Una exacerbada acentuación de la objetividad conduciría al reportaje; el extremo opuesto, es decir, un grado sumo de subjetividad aunado a la ficcionalización, llevaría el relato hacia el cuento o la novela. Estos últimos, a pesar de mantener vínculos con la crónica y de haberla enriquecido con sus recursos estilísticos, no forman parte del tipo de texto que un cronista debería escribir.

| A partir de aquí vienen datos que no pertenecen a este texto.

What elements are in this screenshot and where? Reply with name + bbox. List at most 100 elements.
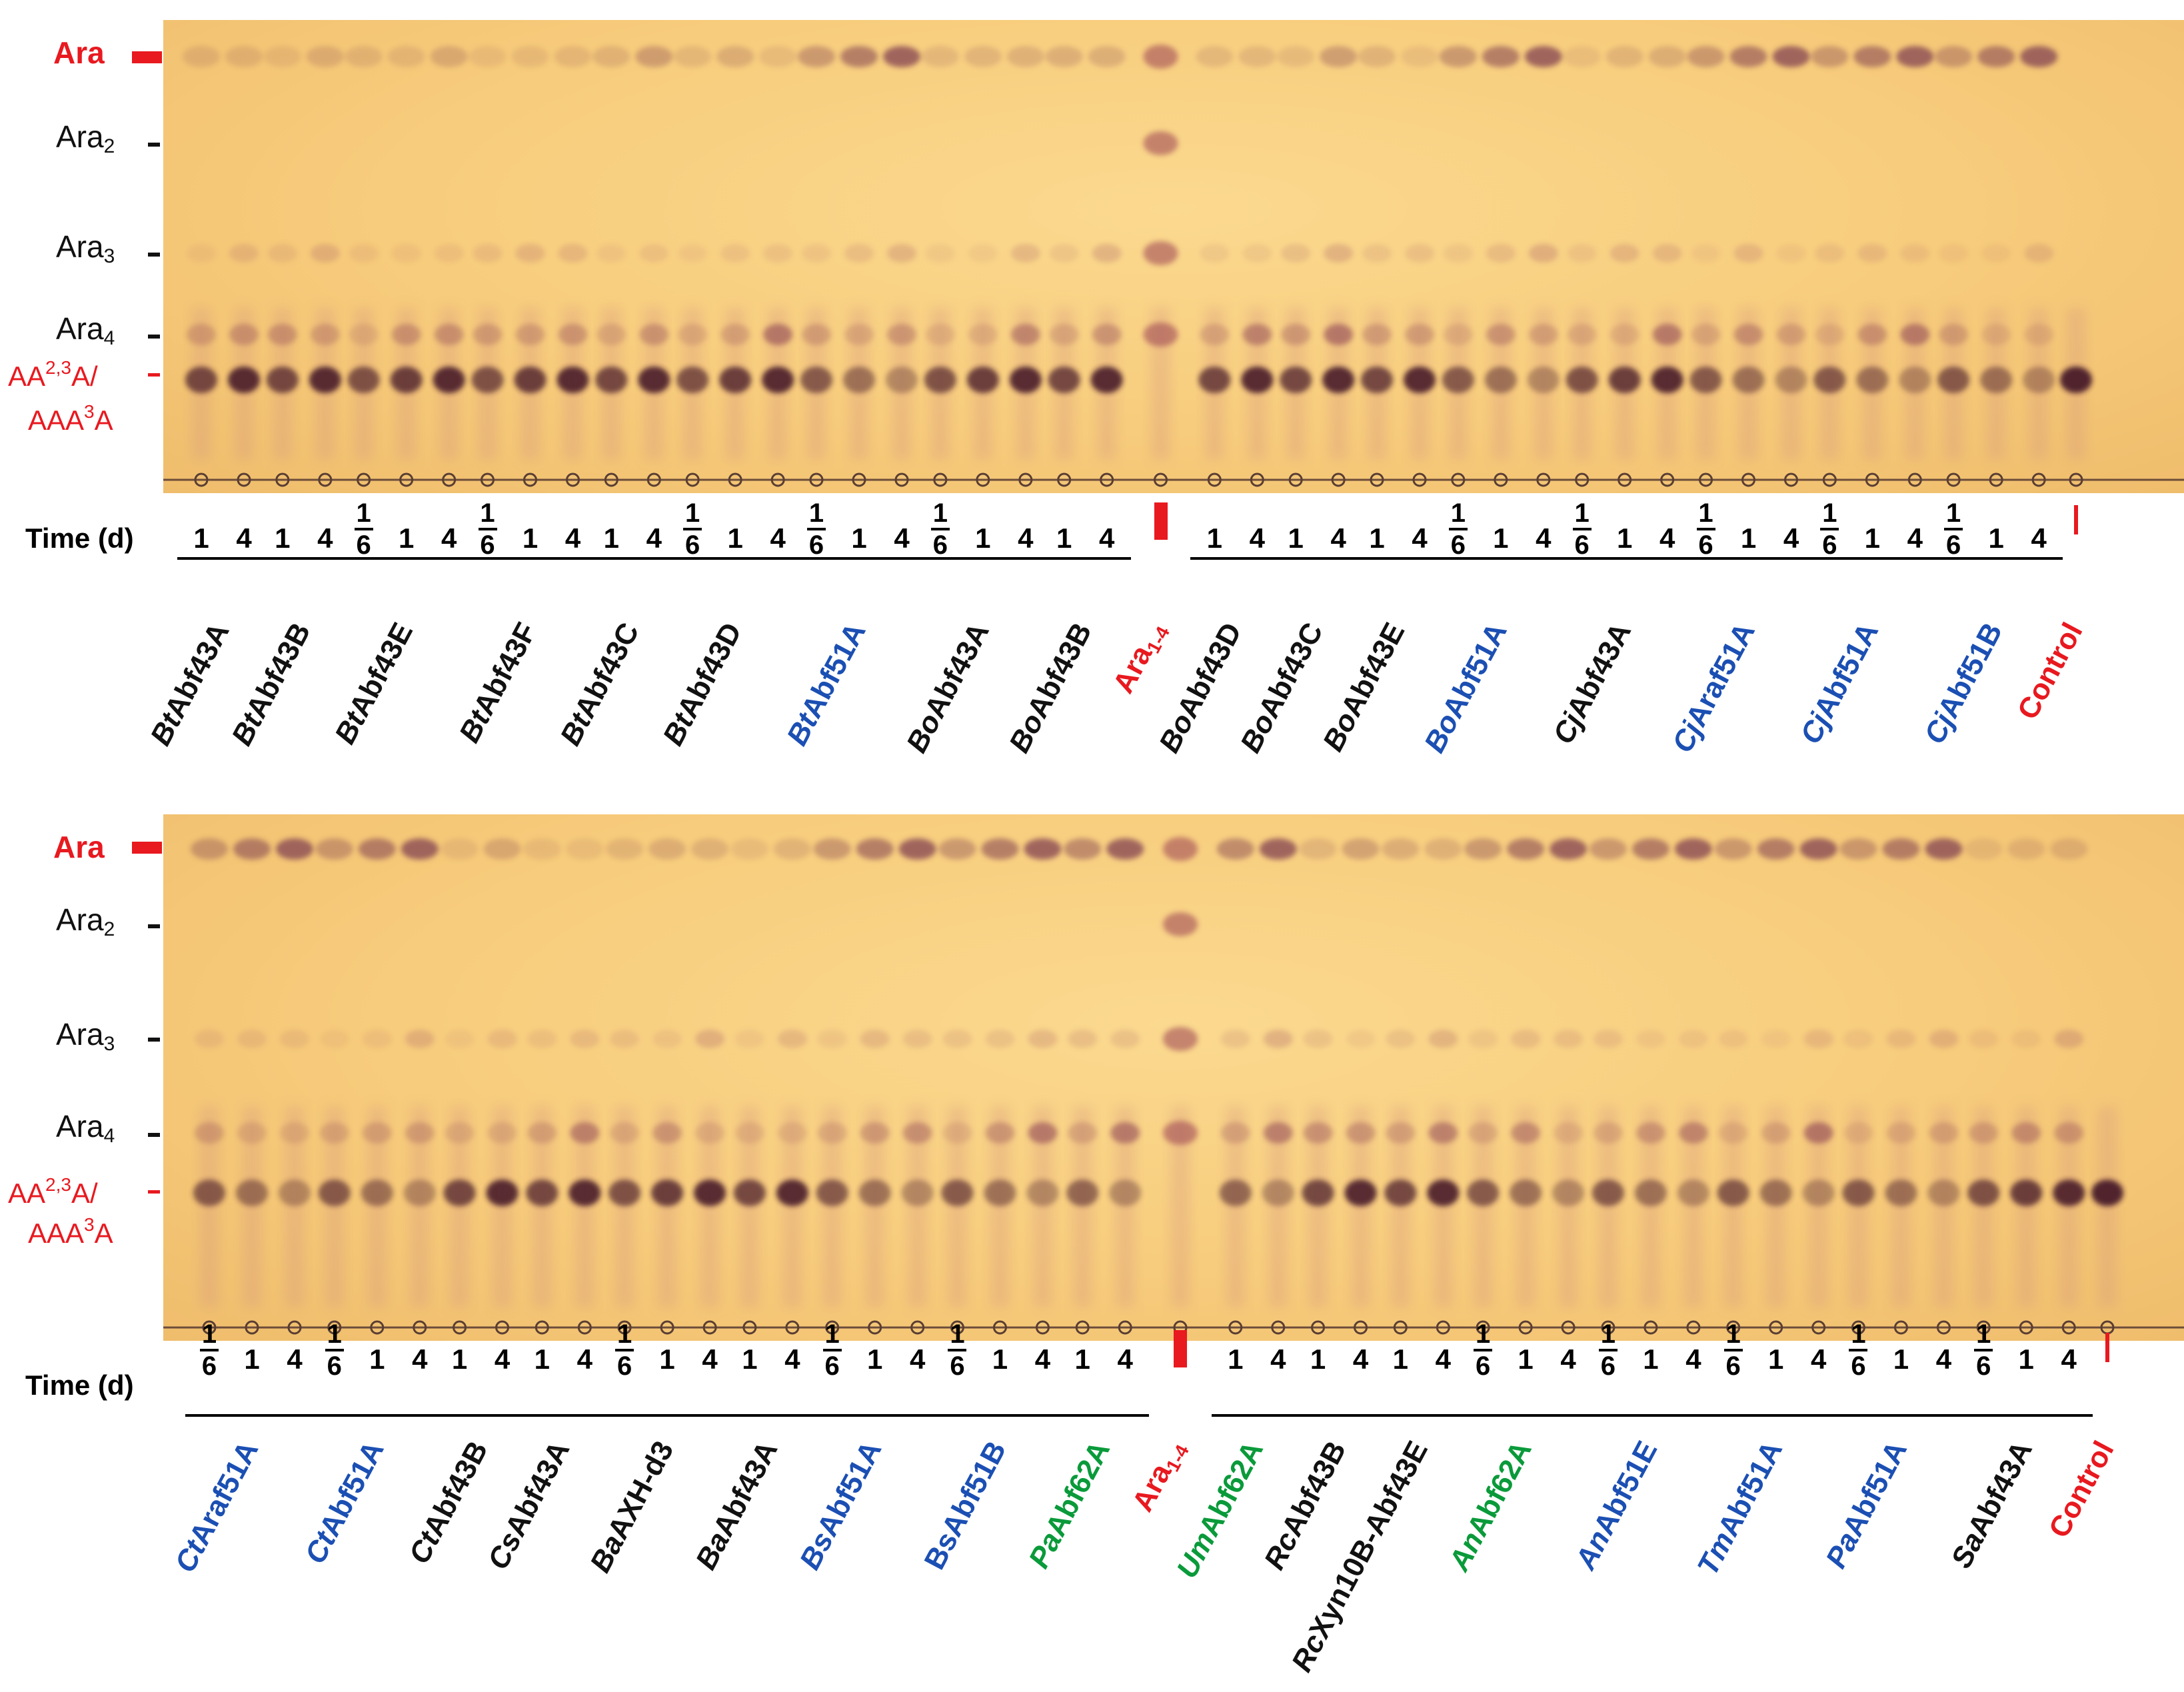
time-denominator: 6 bbox=[480, 530, 495, 560]
spot-substrate bbox=[651, 1180, 684, 1206]
origin-spot bbox=[1618, 472, 1632, 487]
spot-ara4 bbox=[1386, 1122, 1416, 1144]
spot-ara3 bbox=[1143, 241, 1178, 265]
lane bbox=[730, 838, 768, 1335]
lane bbox=[1216, 838, 1254, 1335]
time-numerator: 1 bbox=[1851, 1319, 1866, 1349]
spot-ara3 bbox=[1900, 244, 1930, 263]
enzyme-label: PaAbf62A bbox=[1022, 1436, 1117, 1574]
spot-ara3 bbox=[1068, 1030, 1098, 1048]
lane bbox=[1024, 838, 1062, 1335]
spot-ara3 bbox=[844, 244, 874, 263]
tlc-lanes-top bbox=[163, 45, 2184, 487]
origin-spot bbox=[1893, 1320, 1908, 1335]
spot-ara bbox=[1482, 46, 1520, 67]
time-numerator: 1 bbox=[1574, 498, 1590, 528]
spot-ara bbox=[1853, 46, 1891, 67]
lane bbox=[1299, 838, 1337, 1335]
spot-ara3 bbox=[695, 1030, 725, 1048]
time-value: 4 bbox=[784, 1343, 800, 1375]
spot-ara3 bbox=[1886, 1030, 1916, 1048]
spot-ara3 bbox=[1803, 1030, 1833, 1048]
band-label-ara4: Ara4 bbox=[56, 311, 115, 349]
time-value: 1 bbox=[1056, 522, 1072, 554]
spot-ara bbox=[1106, 838, 1144, 860]
time-value: 1 bbox=[742, 1343, 758, 1375]
spot-ara bbox=[225, 46, 263, 67]
spot-ara bbox=[566, 838, 604, 860]
spot-substrate bbox=[1967, 1180, 2000, 1206]
enzyme-label: CsAbf43A bbox=[482, 1436, 577, 1575]
spot-ara3 bbox=[1010, 244, 1040, 263]
lane bbox=[1977, 46, 2015, 487]
spot-ara4 bbox=[720, 324, 750, 345]
spot-ara3 bbox=[1652, 244, 1682, 263]
spot-ara3 bbox=[515, 244, 545, 263]
spot-ara3 bbox=[1386, 1030, 1416, 1048]
time-denominator: 6 bbox=[808, 530, 824, 560]
group-underline bbox=[1376, 1414, 1468, 1417]
spot-ara4 bbox=[267, 324, 297, 345]
spot-ara4 bbox=[280, 1122, 309, 1144]
origin-spot bbox=[910, 1320, 925, 1335]
lane bbox=[1143, 45, 1178, 487]
origin-spot bbox=[194, 472, 209, 487]
spot-substrate bbox=[1592, 1180, 1624, 1206]
band-label-ara: Ara bbox=[53, 35, 105, 70]
lane bbox=[1106, 838, 1144, 1335]
spot-ara4 bbox=[1636, 1122, 1665, 1144]
spot-ara3 bbox=[1733, 244, 1763, 263]
spot-substrate bbox=[1219, 1180, 1252, 1206]
spot-ara bbox=[1259, 838, 1297, 860]
origin-spot bbox=[1311, 1320, 1326, 1335]
spot-ara3 bbox=[310, 244, 340, 263]
spot-ara3 bbox=[1511, 1030, 1541, 1048]
spot-ara4 bbox=[968, 324, 998, 345]
lane bbox=[1882, 838, 1920, 1335]
spot-substrate bbox=[608, 1180, 641, 1206]
spot-ara bbox=[635, 46, 673, 67]
lane bbox=[1674, 838, 1712, 1335]
spot-ara3 bbox=[596, 244, 626, 263]
lane bbox=[1277, 46, 1315, 487]
lane bbox=[964, 46, 1002, 487]
spot-ara4 bbox=[942, 1122, 972, 1144]
origin-spot bbox=[604, 472, 618, 487]
spot-ara3 bbox=[527, 1030, 557, 1048]
spot-ara bbox=[1320, 46, 1358, 67]
spot-ara3 bbox=[2011, 1030, 2041, 1048]
origin-spot bbox=[1494, 472, 1508, 487]
spot-substrate bbox=[1384, 1180, 1417, 1206]
spot-substrate bbox=[843, 367, 875, 393]
origin-spot bbox=[1575, 472, 1590, 487]
time-label-bottom: Time (d) bbox=[25, 1369, 134, 1401]
spot-ara bbox=[469, 46, 507, 67]
fraction-bar bbox=[1696, 528, 1715, 530]
spot-ara bbox=[1064, 838, 1102, 860]
spot-ara4 bbox=[434, 324, 464, 345]
origin-spot bbox=[1331, 472, 1346, 487]
origin-spot bbox=[202, 1320, 217, 1335]
time-value: 4 bbox=[576, 1343, 592, 1375]
spot-substrate bbox=[1280, 367, 1312, 393]
lane bbox=[1163, 837, 1198, 1335]
origin-spot bbox=[852, 472, 866, 487]
spot-ara bbox=[1196, 46, 1234, 67]
time-denominator: 6 bbox=[824, 1351, 840, 1381]
time-value: 1 bbox=[244, 1343, 260, 1375]
spot-ara3 bbox=[887, 244, 916, 263]
time-numerator: 1 bbox=[950, 1319, 965, 1349]
spot-ara3 bbox=[763, 244, 793, 263]
lane bbox=[856, 838, 894, 1335]
time-value: 4 bbox=[1907, 522, 1923, 554]
spot-substrate bbox=[1510, 1180, 1542, 1206]
band-label-ara2: Ara2 bbox=[56, 119, 115, 157]
band-label-aa-line1-2: AA2,3A/ bbox=[8, 1174, 98, 1209]
spot-ara4 bbox=[985, 1122, 1015, 1144]
fraction-bar bbox=[930, 528, 950, 530]
spot-ara bbox=[981, 838, 1019, 860]
lane bbox=[921, 46, 959, 487]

Frecuentemente, es escucha que los límites entre los géneros literarios son difusos o poco nítidos. Hay que matizar esta afirmación. La crónica comparte con la novela y el cuento el desarrollo de una historia y una similar estructura lógico-textual. Pero la intención comunicativa en ambos géneros es diferente, debido al pacto que se establece con el lector. En el cuento o la novela, la ficción es inherente al discurso narrativo, es deseable e indispensable; es más, el lector asumirá que, a pesar de que lo narrado posea un fundamento en la realidad, dicho discurso es ficcional.

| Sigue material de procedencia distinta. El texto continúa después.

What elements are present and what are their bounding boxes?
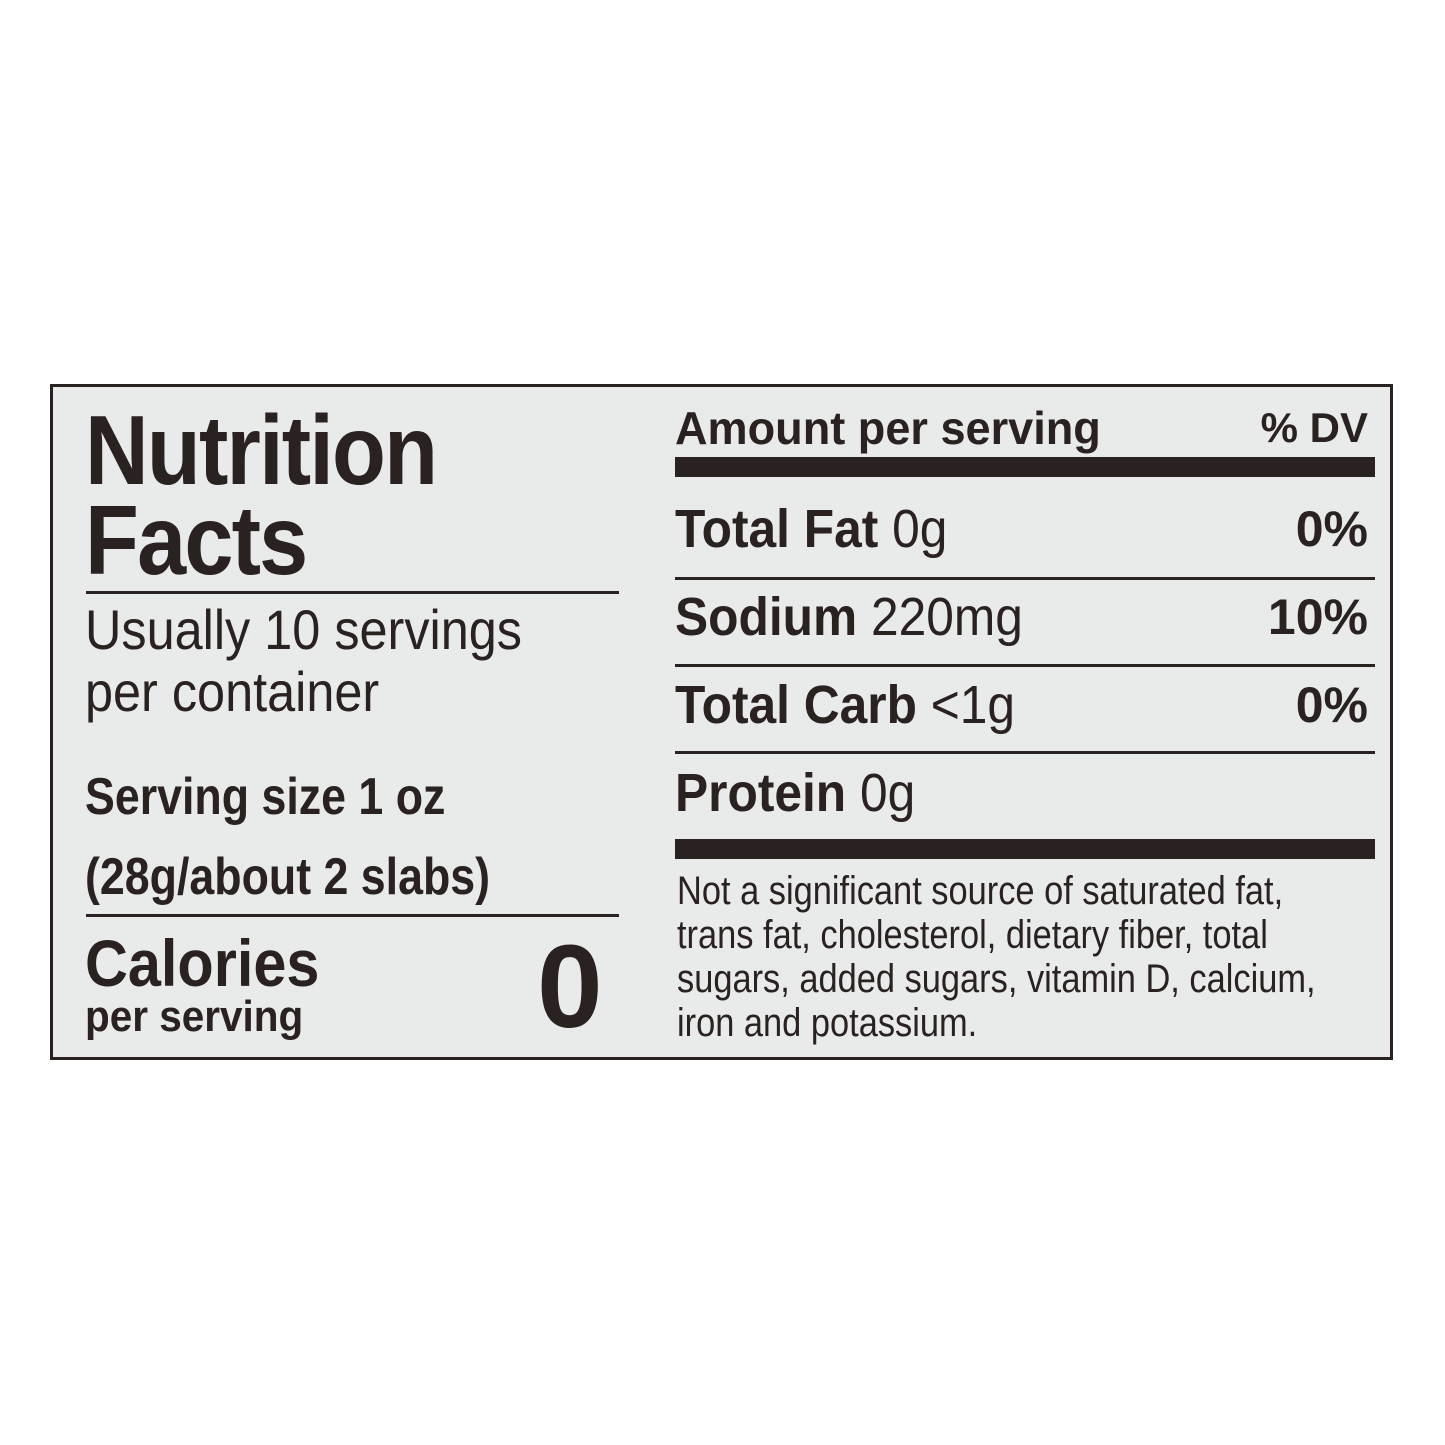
divider — [675, 577, 1375, 580]
nutrient-name: Sodium — [675, 587, 858, 647]
nutrient-dv: 0% — [1295, 501, 1368, 557]
divider — [675, 664, 1375, 667]
calories-value: 0 — [537, 921, 603, 1053]
servings-per-container: Usually 10 servings per container — [85, 598, 522, 723]
serving-size: Serving size 1 oz (28g/about 2 slabs) — [85, 768, 491, 906]
calories-label: Calories — [85, 926, 320, 1000]
title-line2: Facts — [85, 485, 308, 595]
nutrient-name: Total Carb — [675, 675, 917, 735]
nutrient-amount: <1g — [930, 675, 1016, 735]
nutrient-amount: 220mg — [870, 587, 1023, 647]
nutrient-row-protein: Protein 0g — [675, 763, 936, 823]
nutrient-row-total-carb: Total Carb <1g — [675, 675, 1045, 735]
nutrition-facts-label: Nutrition Facts Usually 10 servings per … — [50, 384, 1393, 1060]
nutrient-name: Total Fat — [675, 499, 879, 559]
nutrient-name: Protein — [675, 763, 847, 823]
footnote: Not a significant source of saturated fa… — [677, 869, 1316, 1045]
amount-per-serving-header: Amount per serving — [675, 402, 1101, 454]
divider — [86, 591, 619, 594]
nutrient-dv: 10% — [1267, 589, 1368, 645]
title-line1: Nutrition — [85, 395, 438, 505]
divider — [675, 751, 1375, 754]
divider — [86, 914, 619, 917]
nutrient-row-sodium: Sodium 220mg — [675, 587, 1053, 647]
thick-divider — [675, 839, 1375, 859]
nutrient-dv: 0% — [1295, 677, 1368, 733]
nutrient-row-total-fat: Total Fat 0g — [675, 499, 971, 559]
calories-sublabel: per serving — [85, 992, 304, 1041]
thick-divider — [675, 457, 1375, 477]
nutrient-amount: 0g — [892, 499, 948, 559]
nutrient-amount: 0g — [859, 763, 916, 823]
dv-header: % DV — [1260, 404, 1368, 451]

Si bien La guerra y la paz y Los miserables contienen cierta información verificable a través de fuentes históricas documentales, no podríamos atribuirles la condición de documentos fidedignos o incontrastables por cuanto Tolstoi y Víctor Hugo se tomaron todas las licencias que consideraron necesarias al momento de escribir sus respectivas obras, lo cual no constituye un defecto sino una cualidad a tomar en cuenta por cualquier novelista. Por el contrario, en la crónica, la ficción adquiere otra fisonomía, ya que la inserción de elementos ficcionales, deliberadamente inventados o falseados desnaturalizan parte de su esencia documental. En la narrativa de ficción, mentir con conocimiento de causa o simplemente mentir es esperable, mientras que en la crónica la mentira no debe ser percibida como tal, porque, hay que aclararlo, no es lo mismo equivocarse que mentir: quien miente deliberadamente tiene conciencia de tal acción; el equívoco es un error inesperado, indeseable y espúreo para el cronista.

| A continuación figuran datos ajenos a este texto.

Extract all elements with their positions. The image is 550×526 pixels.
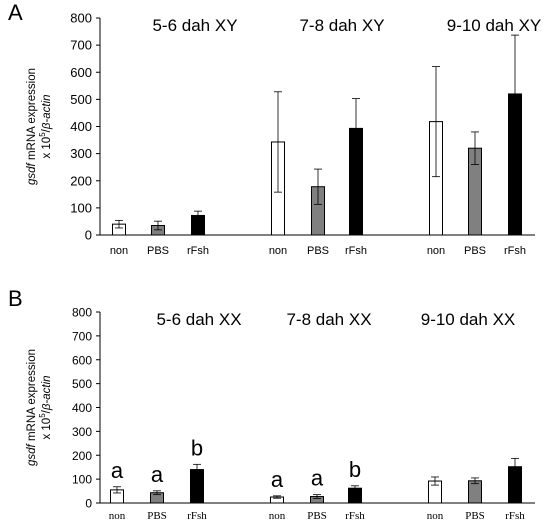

Finalmente, el punto de vista del narrador es el criterio que más claramente permite diferenciar a la crónica del cuento o la novela. En la narrativa de ficción, las posibilidades de focalización son variadas: primera persona, segunda persona, monólogo interior, narrador omnisciente, tercera persona testigo, narrador personaje, etc. De acuerdo a la focalización se otorga a veces un mayor o menor protagonismo a los personajes durante la historia o en una escena concreta. En contraste, en la crónica, la voz del narrador que acompaña al lector en la exploración de la historia narrada es la que focaliza toda la acción del relato. En lo primero que todo buen escritor de crónicas debe pensar es cómo plantear la voz de su narrador, de manera que esta aparezca precisamente como una guía que escolta al lector y que lo orienta en el descubrimiento de la historia. Aquel que es un habitual lector de crónicas percibe muy bien el tono, el registro y la personalidad de la voz del narrador-cronista —que eventualmente podría coincidir con los narradores de novelas de aventuras u otras similares—. Por este motivo, es que el narrador-cronista adquiere gran importancia en este tipo de relatos: no solo orienta al lector, sino que persuade acerca de la relevancia de su particular punto de vista de los hechos sobre la base de una experiencia directa que bien podría competir con otras.
El buen cronista es creativo en la medida que aprecia en la realidad diversas experiencias dignas de ser compartidas con alguien a quien se procure hacer sentir la misma emoción y con la misma intensidad que suscitó en él la contemplación de tal o cual acontecimiento. En esto se resume lo que personalmente es para mí el arte de escribir crónicas.